Hazel sputtered, struggling against the viselike grip of the man in the tall hat. All the questions she wanted to ask bubbled up in her chest at once, and the one that escaped her lips was, “What are you doing?”
Beecham stopped wiping his gloves. “What am I doing? My dear, I thought that was obvious?”
Hazel jerked her elbow away from the man in the tall hat, and Beecham raised his hand, indicating that his lackey could stand down. “You’re—you’re kidnapping people. You’re taking poor people, and then operating on them. Using your ethereum, and taking things from them. Limbs, organs, eyes.”

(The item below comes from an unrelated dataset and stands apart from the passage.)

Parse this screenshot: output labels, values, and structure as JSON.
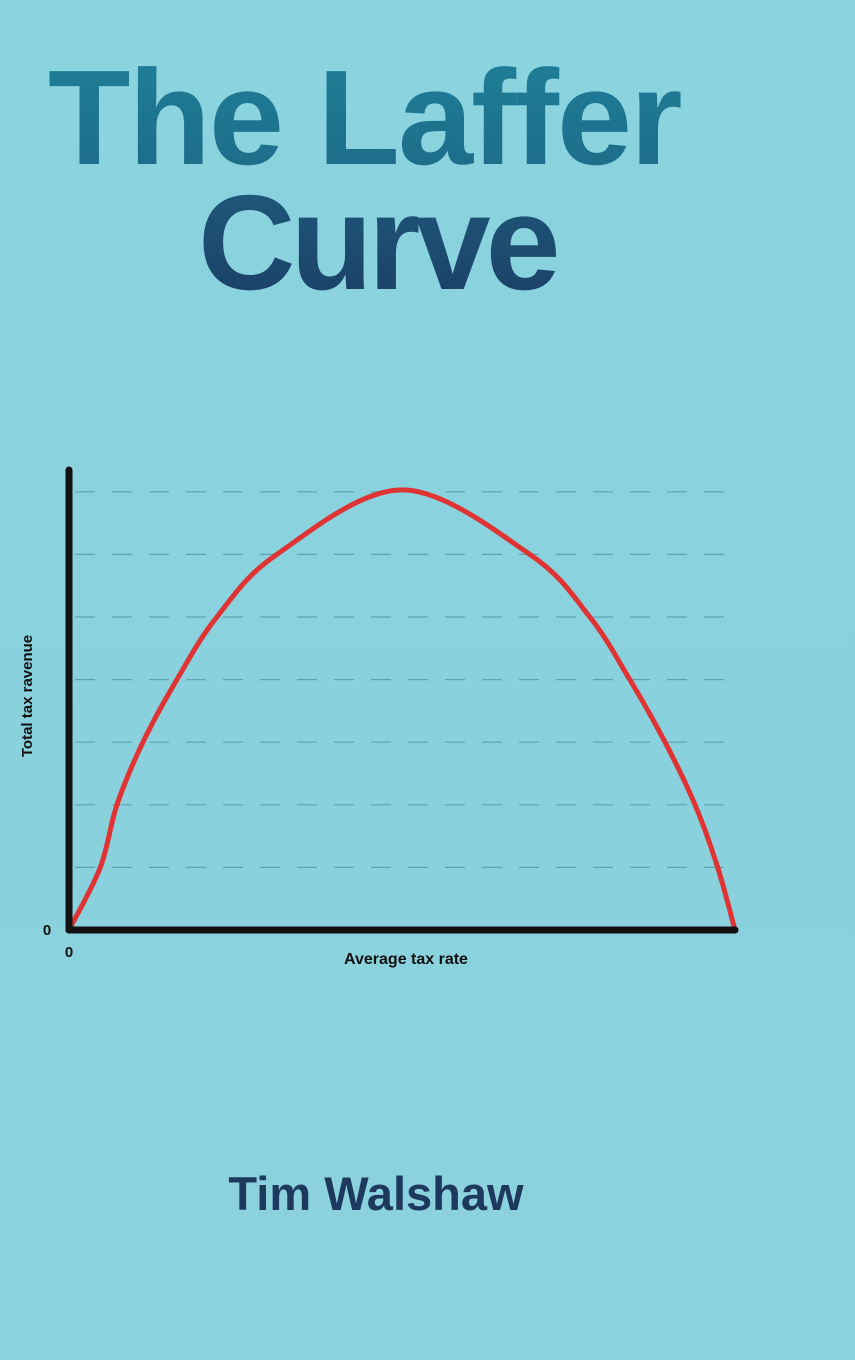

“‘Taking’ is such a crude way of putting it,” Beecham said, wincing slightly. “You’ve lived a very sheltered life, Miss Sinnett, I doubt you know the terrible nature of the way things happen in Edinburgh’s Old Town among the truly poor and destitute. These people are thieves and criminals. They lose their limbs and lives in meaningless, terrible ways every single day. This thief here could have died of hunger or consumption, or in a brawl or a thousand other ways. A knife in a pub fight could have taken his eye tomorrow, and no one would care. I simply give order to the chaos. I give meaning to their lives.”